These experiences leave you as an employee frustrated… Living Apple’s singular mission means elevating every issue with product so consumers are never bothered, confused or angered by it. However, when these issues are met with avoidance tactics it leaves one wondering what their impact really is at the company?

Impact, impact, impact

Unsurprisingly given the situation described above, an employee’s ability to have an impact at Apple rarely exceeds the bounds of their daily work and team. There are small triumphs. I once managed to get more contrast in iOS by filing the original bug requesting to change the yellow color in the Notes app to something darker with more contrast. However, at the end of the day other teams find it more time efficient to say no, than really consider your point of view. The positive way of putting this is that as an employee you have focused or specialized impact.

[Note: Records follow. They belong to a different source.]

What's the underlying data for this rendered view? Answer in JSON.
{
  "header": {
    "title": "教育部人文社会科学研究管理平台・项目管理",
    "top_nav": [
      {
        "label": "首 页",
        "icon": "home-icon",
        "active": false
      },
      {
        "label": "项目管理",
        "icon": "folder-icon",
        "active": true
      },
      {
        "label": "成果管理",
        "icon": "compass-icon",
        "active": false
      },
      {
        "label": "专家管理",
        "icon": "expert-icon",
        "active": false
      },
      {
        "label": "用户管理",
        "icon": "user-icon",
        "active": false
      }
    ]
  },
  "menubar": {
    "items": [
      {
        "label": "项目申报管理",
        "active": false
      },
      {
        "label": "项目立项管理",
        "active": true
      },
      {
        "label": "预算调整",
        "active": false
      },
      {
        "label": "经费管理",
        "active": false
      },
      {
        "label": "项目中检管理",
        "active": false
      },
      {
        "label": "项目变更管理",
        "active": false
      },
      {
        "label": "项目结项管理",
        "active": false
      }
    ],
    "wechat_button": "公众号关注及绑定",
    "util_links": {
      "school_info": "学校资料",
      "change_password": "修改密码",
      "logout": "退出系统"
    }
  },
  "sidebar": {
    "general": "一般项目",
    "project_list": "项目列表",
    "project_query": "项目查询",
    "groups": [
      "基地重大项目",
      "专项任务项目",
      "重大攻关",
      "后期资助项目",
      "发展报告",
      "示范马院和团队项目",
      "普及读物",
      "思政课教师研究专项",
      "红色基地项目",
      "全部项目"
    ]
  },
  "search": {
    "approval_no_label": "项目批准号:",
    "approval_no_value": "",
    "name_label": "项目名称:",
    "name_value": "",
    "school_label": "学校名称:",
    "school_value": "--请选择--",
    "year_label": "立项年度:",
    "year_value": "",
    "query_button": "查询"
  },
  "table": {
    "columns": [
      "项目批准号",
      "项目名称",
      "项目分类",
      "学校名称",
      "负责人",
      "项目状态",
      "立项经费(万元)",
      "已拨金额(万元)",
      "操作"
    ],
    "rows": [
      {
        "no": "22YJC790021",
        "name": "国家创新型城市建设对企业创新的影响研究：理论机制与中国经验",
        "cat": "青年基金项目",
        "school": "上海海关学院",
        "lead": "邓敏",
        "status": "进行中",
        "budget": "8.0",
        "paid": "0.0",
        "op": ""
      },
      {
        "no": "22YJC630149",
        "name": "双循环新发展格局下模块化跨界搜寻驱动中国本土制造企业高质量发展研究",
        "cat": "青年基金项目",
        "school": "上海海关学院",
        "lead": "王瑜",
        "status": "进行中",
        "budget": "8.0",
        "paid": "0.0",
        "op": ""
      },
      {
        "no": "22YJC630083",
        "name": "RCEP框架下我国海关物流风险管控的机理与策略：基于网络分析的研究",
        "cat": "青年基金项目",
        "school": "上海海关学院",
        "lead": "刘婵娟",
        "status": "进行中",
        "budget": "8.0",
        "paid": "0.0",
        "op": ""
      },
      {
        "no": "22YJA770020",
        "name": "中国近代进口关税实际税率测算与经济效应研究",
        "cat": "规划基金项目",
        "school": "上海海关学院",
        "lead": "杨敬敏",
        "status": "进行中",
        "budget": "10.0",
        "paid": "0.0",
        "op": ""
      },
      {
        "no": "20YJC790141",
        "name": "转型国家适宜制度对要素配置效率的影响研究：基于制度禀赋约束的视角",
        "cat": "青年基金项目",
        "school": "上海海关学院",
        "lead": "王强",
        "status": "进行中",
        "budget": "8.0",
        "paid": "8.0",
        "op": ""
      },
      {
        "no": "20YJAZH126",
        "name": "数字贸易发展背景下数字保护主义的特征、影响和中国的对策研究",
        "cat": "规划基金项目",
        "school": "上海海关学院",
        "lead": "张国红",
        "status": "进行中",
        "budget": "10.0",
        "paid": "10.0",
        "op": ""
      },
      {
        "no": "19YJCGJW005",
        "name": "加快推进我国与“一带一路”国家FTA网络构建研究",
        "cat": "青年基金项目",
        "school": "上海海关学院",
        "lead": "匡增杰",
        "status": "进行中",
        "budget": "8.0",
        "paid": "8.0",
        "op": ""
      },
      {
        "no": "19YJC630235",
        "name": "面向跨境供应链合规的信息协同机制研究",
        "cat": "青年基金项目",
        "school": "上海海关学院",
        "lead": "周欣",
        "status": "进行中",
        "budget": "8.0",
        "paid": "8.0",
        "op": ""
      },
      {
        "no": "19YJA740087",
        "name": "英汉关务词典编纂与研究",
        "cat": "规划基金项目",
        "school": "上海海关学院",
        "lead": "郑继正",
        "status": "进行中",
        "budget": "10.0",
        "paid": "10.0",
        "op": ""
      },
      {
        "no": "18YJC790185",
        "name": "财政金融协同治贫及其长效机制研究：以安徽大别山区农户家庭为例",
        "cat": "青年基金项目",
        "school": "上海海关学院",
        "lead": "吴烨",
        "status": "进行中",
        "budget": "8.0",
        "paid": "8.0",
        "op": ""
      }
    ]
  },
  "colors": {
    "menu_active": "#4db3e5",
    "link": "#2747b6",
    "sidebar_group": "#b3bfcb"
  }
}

Similarly to impact, the skills you build and the role you hold is also specialized. This means you become an expert in your role, but also that you don’t develop all the well rounded skills required by smaller companies. This can be a problem as a software application engineer, where small companies represent 95% of the opportunities available. Furthermore, there are multiple barriers to using internal transfers to grow those skills:

  • It is extremely difficult to build relationships with other teams outside your role due to Apple’s secrecy culture.
  • Apple only posts jobs requiring intermediate or advanced skills. While your skills are likely lower than intermediate in this area if you are trying to grow them.
  • It is nearly impossible to build your skills outside your role because 20% time does not exist at Apple and your employee contract prevents you from releasing anything on the App Store.
  • Lastly, even if you are a quick learner, there is no concept of transitioning onto another team incrementally. The transfer process is the same as interviewing as an external candidate.

In summary, Apple seems to value results over employee growth and if you want to change roles you often have to leave the company.

Ugh, sounds horrible

Now, after the last few sections I don’t want to give the impression that I didn’t like working at Apple. In fact I believe in the leadership, mission and brand so much it was a very hard decision to leave. At Apple you have the opportunity to do things at an unimaginable scale, your work benefits millions of people and the perks and pay are really great. Where else than Cafe Macs can you get huge, high quality scallops for $8? Or work in a building shaped like a spaceship?

While all the things I mentioned above were frustrations, it was really the realization that Apple was a hardware and frameworks company that influenced me most in leaving the company. Hardware is actually where Apple makes money and with iOS 8 Apple made a statement about it is committed to supporting and creating opportunities for the developer community. As Tim Cook often says on stage, he can’t wait to see what developers will come up with next. As a result, I realized that there was a lot more opportunity to push the boundaries of the iOS platform as a third party developer. This is why I chose to join Coursera, re-defining what education means in the mobile setting and providing reasonable access to knowledge, worldwide.

In closing, I’m extremely proud in the direction Tim Cook has publicly led the company as a socially responsiblesustainable and moral company. I can’t think of a single organization that doesn’t have things to improve upon and I personally know a few great people at Apple working on addressing some of the things I mentioned. So to all of us, onwards and upwards.